Sunday, 27 June 2010

All On Our Bikes Together

Back in the 1980's, when the mass unemployment caused by Thatcherism led to rioting, the response of Tory Norman Tebbit (who was nicknamed by the press The Chingford Boot Boy) was to tell the millions of unemployed they should “Get On Their Bikes”, and look for non-existent jobs, non-existent because the Tories policies had destroyed them all, and encouraged their friends the bosses to go in search of cheap labour in other parts of the world. It was not surprising then that as the Liberal-Tories look set to try to take us back to 1980's Thatcherism, and a similarly disastrous economic situation, a proposal from Ian and Duncan Smith to encourage the unemployed to move would be compared to Tebbitt. Yet another example, of the ineptitude of the Liberal-Tories.

Labour leadership hopeful, Ed Balls, called the proposal “unfair” according to a report by the BBC. But, the Left has to be a bit careful here. That Ed Balls should oppose such a move is understandable, because as his position on Immigration Controls has showed he does not really favour the free movement of labour. But, the Left does. It is rather difficult to argue in favour of workers being free to move from one country to another in search of work or better living standards, and yet pooh pooh the idea that they should move WITHIN the same country to achieve the same thing!

There is actually nothing wrong with the idea that workers should be given assistance to move in search of employment or better conditions. In fact, such policies have been in place for decades. There has long since been a policy of offering Council houses to some Public Sector workers if they move to other parts of the country. It has tended to be less used over the last 20 years, because many workers have been owner-occupiers, and have wanted to buy houses, accompanied by a shortage of Council houses to offer. If there is unfairness in the Tories proposal it is this that in providing such housing for workers moving from high unemployment areas, it will by pass other workers in those areas who given the shortage of social housing, will have been waiting a long-time themselves.

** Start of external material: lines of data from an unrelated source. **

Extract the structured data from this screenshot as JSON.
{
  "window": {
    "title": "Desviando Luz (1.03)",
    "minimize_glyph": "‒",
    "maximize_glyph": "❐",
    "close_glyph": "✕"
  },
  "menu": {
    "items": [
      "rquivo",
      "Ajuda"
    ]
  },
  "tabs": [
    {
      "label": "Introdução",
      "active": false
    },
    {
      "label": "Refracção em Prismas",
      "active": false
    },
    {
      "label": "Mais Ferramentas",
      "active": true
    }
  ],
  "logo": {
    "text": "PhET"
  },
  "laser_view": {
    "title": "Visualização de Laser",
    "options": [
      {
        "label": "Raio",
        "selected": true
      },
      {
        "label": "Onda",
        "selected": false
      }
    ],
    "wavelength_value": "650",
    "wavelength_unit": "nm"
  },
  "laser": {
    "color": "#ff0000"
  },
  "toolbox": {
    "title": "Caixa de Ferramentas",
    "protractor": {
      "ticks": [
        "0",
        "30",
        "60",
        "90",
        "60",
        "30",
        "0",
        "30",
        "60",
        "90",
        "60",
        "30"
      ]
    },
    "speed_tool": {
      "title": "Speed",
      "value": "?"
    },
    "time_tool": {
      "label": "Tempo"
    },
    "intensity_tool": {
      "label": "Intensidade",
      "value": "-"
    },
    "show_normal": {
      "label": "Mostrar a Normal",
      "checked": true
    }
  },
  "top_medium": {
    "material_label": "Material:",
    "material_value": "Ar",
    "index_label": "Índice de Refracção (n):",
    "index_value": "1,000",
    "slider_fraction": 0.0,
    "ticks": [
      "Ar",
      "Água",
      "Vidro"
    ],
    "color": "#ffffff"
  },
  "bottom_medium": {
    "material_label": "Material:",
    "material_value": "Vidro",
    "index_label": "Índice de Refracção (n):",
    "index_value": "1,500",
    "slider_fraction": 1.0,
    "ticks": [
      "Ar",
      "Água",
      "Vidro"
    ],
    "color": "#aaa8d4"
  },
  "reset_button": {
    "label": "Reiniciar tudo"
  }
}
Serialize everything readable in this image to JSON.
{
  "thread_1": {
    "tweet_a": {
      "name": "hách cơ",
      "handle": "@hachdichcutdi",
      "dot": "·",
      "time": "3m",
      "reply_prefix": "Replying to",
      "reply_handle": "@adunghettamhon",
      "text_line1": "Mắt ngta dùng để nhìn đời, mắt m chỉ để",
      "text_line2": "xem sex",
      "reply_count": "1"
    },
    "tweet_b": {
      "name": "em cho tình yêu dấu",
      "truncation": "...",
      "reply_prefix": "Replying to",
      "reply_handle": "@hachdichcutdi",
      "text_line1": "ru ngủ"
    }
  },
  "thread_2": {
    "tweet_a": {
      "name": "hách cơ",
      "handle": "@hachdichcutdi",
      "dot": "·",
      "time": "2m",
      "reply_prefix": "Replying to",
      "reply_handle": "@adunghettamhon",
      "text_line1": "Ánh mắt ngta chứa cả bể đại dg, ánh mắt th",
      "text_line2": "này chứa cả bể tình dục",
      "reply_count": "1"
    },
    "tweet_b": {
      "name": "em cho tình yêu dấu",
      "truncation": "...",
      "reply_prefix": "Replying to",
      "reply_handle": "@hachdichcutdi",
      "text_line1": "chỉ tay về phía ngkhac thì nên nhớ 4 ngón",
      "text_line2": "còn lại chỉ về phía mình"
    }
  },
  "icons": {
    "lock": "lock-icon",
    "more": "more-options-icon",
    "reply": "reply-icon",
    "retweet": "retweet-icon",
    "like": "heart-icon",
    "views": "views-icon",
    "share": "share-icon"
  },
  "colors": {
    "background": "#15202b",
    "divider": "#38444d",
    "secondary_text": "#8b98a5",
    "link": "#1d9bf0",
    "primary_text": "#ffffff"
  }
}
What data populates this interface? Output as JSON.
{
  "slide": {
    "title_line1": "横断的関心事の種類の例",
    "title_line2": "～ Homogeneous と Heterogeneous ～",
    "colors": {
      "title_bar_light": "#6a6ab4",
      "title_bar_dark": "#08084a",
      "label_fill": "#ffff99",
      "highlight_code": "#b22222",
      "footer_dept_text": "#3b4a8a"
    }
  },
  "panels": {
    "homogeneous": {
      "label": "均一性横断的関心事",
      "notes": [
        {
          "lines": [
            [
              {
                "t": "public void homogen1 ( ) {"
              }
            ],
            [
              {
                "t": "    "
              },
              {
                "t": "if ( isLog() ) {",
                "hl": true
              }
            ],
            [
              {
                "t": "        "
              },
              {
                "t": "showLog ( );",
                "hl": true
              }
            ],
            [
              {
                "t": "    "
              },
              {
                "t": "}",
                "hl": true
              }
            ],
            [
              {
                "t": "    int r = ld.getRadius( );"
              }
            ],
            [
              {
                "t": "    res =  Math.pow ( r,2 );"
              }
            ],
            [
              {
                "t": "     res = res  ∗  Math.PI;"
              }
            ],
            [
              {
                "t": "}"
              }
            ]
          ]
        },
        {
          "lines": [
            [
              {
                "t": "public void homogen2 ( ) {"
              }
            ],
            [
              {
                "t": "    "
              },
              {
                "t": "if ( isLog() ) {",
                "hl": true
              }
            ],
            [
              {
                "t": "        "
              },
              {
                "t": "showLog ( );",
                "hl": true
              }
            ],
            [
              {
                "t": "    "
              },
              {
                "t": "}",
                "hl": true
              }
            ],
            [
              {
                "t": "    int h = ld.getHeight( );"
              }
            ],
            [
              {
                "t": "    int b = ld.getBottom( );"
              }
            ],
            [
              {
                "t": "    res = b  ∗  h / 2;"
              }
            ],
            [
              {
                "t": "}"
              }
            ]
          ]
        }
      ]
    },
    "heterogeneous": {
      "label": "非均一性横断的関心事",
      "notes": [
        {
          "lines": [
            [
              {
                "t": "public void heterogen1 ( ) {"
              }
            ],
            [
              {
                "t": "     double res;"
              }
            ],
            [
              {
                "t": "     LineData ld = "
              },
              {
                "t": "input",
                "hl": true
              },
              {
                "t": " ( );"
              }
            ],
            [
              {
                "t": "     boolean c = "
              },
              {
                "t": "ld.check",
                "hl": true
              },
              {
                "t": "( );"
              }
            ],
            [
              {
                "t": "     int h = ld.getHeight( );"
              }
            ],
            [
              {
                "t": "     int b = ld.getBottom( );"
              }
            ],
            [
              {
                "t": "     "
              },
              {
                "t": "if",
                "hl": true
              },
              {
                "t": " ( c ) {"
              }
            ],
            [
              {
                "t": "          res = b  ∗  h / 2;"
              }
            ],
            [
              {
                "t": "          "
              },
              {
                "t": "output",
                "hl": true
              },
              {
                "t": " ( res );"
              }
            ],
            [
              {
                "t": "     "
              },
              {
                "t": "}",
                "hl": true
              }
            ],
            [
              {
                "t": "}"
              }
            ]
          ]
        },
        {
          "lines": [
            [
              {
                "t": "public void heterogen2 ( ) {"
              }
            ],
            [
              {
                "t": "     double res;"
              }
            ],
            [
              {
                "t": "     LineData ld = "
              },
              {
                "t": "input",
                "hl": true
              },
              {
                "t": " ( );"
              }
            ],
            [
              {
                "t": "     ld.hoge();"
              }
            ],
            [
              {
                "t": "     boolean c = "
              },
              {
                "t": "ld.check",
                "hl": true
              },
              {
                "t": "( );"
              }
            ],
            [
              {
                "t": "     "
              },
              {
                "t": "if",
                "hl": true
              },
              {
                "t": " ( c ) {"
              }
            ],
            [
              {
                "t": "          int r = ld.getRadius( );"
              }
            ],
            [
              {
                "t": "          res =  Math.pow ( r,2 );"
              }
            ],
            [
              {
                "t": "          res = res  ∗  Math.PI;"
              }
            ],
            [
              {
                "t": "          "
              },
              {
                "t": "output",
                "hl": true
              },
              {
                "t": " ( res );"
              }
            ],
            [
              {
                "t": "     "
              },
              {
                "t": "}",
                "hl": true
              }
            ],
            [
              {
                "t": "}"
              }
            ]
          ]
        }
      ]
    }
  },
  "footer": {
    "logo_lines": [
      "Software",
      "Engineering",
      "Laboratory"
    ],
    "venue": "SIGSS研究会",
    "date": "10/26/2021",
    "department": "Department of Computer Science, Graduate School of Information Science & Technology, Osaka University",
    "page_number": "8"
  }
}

But, what the Tories proposal shows is just how much they are out of touch with the real-life of the majority of people. On the proposal itself it was a common feature of Council Housing that tenants all along could arrange their own “Swaps”. That is a tenant in one area if they wanted to move to another, could arrange a swap with a tenant in that area, who wanted to move to their house. From an economic efficiency point of view it is what makes such social rented housing much more effective than owner-occupation, because a tenant does not have to wait until they have sold their house before they can move.

It is not this that makes mobility difficult. The Liberal-Tories proposal assumes that unemployed households are comprised entirely of people who are unemployed. In some areas of chronic unemployment that may be true, but in most cases there may be one person who is unemployed, but all other members of the family in employment. Or their may be one person in quite good employment but a number of other members of the family who are unemployed. What do the Tories propose that an unemployed husband should be encouraged to move, whilst his wife gives up her job to move with him? What then would be done to deal with the now unemployed wife? Or is the Tories proposal to split families up in the way was done with black workers in South Africa, the unemployed person being sent off to where the work was, and the partner left behind? Would that not mean then providing two houses?

But, the other point is that it is all very well and good moving home in search of work if you are reasonably well-off – or alternatively if you are virtually destitute you may have nothing to lose – because most of the jobs better off people tend to move to are relatively stable and secure. But, the jobs, that the majority of unemployed that the Tories are referring to, do are far from stable and secure. That is one of the reasons they are unemployed and living in Council housing in the first place. The jobs they do are, low status, low paid, often temporary, frequently part-time, casualised employment where you could be back on the dole the next week. You are not going to leave behind all of your family and friends, and the support network that provides, in order to take up a job at the other end of the country, that might disappear tomorrow leaving you not just back to square one, but in an even worse position, living in an area where the cost of living is higher, and with no one to turn to.

The Liberal-Tories want to tell us we are all in it together, but the reality is that they do not even understand the basics of working-class life. That was demonstrated by the story in the
Sunday Mirror about the £450 a head party that Cameron's Tories are holding. They say,

“Rich Tory backers can buy one ticket for an eye-watering £450, pay £4,500 for a table for 10, buy a “benefactor” ticket at £1,000 or blow £10,000 for a de luxe table for ten”

Apparently,

“Organisers have lined up 432 bottles of champagne – more than one each for the 400 guests, who will include City financiers and Tory donors. The event is expected to raise more than £1million for Conservative party funds”.

You can't imagine that unemployed workers living in those Council houses will be tucking into a similar Sunday lunch today can you? What was that about all in this together?